1. Use the appropriate network band setting (5GHz vs 2.4GHz). 

The 2.4 GHz band provides greater physical coverage but transmits data at slower speeds and may have congestion from other nearby networks and active network devices. Use this setting for devices that are distant from the access point or travel through several walls. The 5 GHz band provides coverage over a shorter distance but transmits data at faster speeds. The range is shorter in the 5 GHz band because higher frequencies cannot penetrate solid objects, such as walls and floors. Use this frequency for devices close to the router or that will be transmitting high volumes of data. 

2. Disguise your wireless network name (Service Set Identifier or SSID). 

The names of wireless networks are visible to the nearby public on their devices. Choose a name for your clinic wireless network that does not indicate to outsiders that the network belongs to a clinic. Having a custom network name immediately signals that your network has been configured and is less vulnerable. 

3. Disable remote and Wi-Fi administration for your network device. 

There is no need to "administer" your Wi-Fi using a wireless computer, especially if you have at least one computer connected using a physical network cable. Only use remote administration if you and your IT support staff identify it as necessary. 

4. Modify your wireless encryption protocol settings.

Set the wireless encryption protocol setting to Wi-Fi Protected Access II (WPA2 or WPA3). This setting includes the Advanced Encryption Protocol (AES) standard, which is the industry standard at time of writing. 

5. Separate public Wi-Fi from the clinic network.

You may wish to provide a public Wi-Fi network for your patient waiting room or for others outside of your clinic team to use. Business class devices will allow you to create a separate wireless network, with its own name and password, which keeps your patients activity separate from your clinic activity. 

6. Disable Wi-Fi Protected Setup (WPS) feature.

WPS is a setting that allows devices to connect to your router without a password. It is often in the form of a physical push button on your router. This setting is generally not useful for clinics and represents a security risk. 

Other router and network considerations 

1. Physical placement of routers and wireless access points.
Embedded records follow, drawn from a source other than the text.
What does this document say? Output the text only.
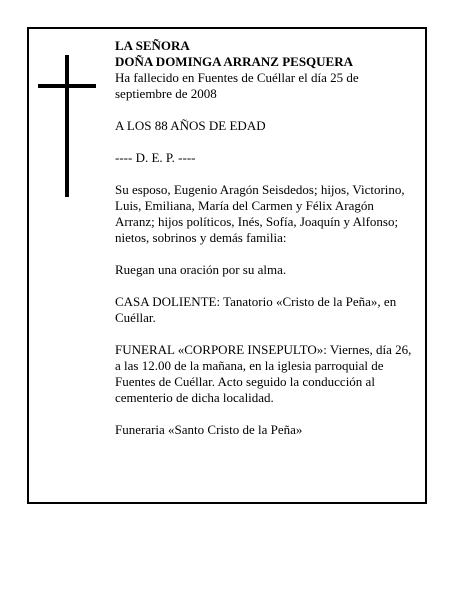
LA SEÑORA

DOÑA DOMINGA ARRANZ PESQUERA

Ha fallecido en Fuentes de Cuéllar el día 25 de septiembre de 2008

A LOS 88 AÑOS DE EDAD

---- D. E. P. ----

Su esposo, Eugenio Aragón Seisdedos; hijos, Victorino, Luis, Emiliana, María del Carmen y Félix Aragón Arranz; hijos políticos, Inés, Sofía, Joaquín y Alfonso; nietos, sobrinos y demás familia:

Ruegan una oración por su alma.

CASA DOLIENTE: Tanatorio «Cristo de la Peña», en Cuéllar.

FUNERAL «CORPORE INSEPULTO»: Viernes, día 26, a las 12.00 de la mañana, en la iglesia parroquial de Fuentes de Cuéllar. Acto seguido la conducción al cementerio de dicha localidad.

Funeraria «Santo Cristo de la Peña»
Physical access to network equipment should be restricted to clinic staff only. If someone arrives at the clinic claiming to be tech support, ask for identification and verify they are from a legitimate company. Furthermore, the placement of devices can have a significant impact on performance. Consult with your IT support to determine the best location. 

2. Disable the Wi-Fi Sense feature on Windows 10 workstations.

The Windows Wi-Fi Sense feature allows you to share Wi-Fi connections with others without knowing each other's passwords. Windows automatically identifies these individuals as anyone in your Outlook or Skype contacts, or optionally, your Facebook contacts, using this feature. This type of automatic access sharing is not appropriate for the business-use network at a clinic and should be disabled. 

3. Keep network device firmware up to date.

Network devices like your routers, firewalls and wireless access points will periodically receive firmware updates from the manufacturer. Often these updates require you to manually activate them by logging into your router using your administrator username and password. Keeping firmware up to date helps ensure that newly discovered vulnerabilities are fixed, and your data stays secure.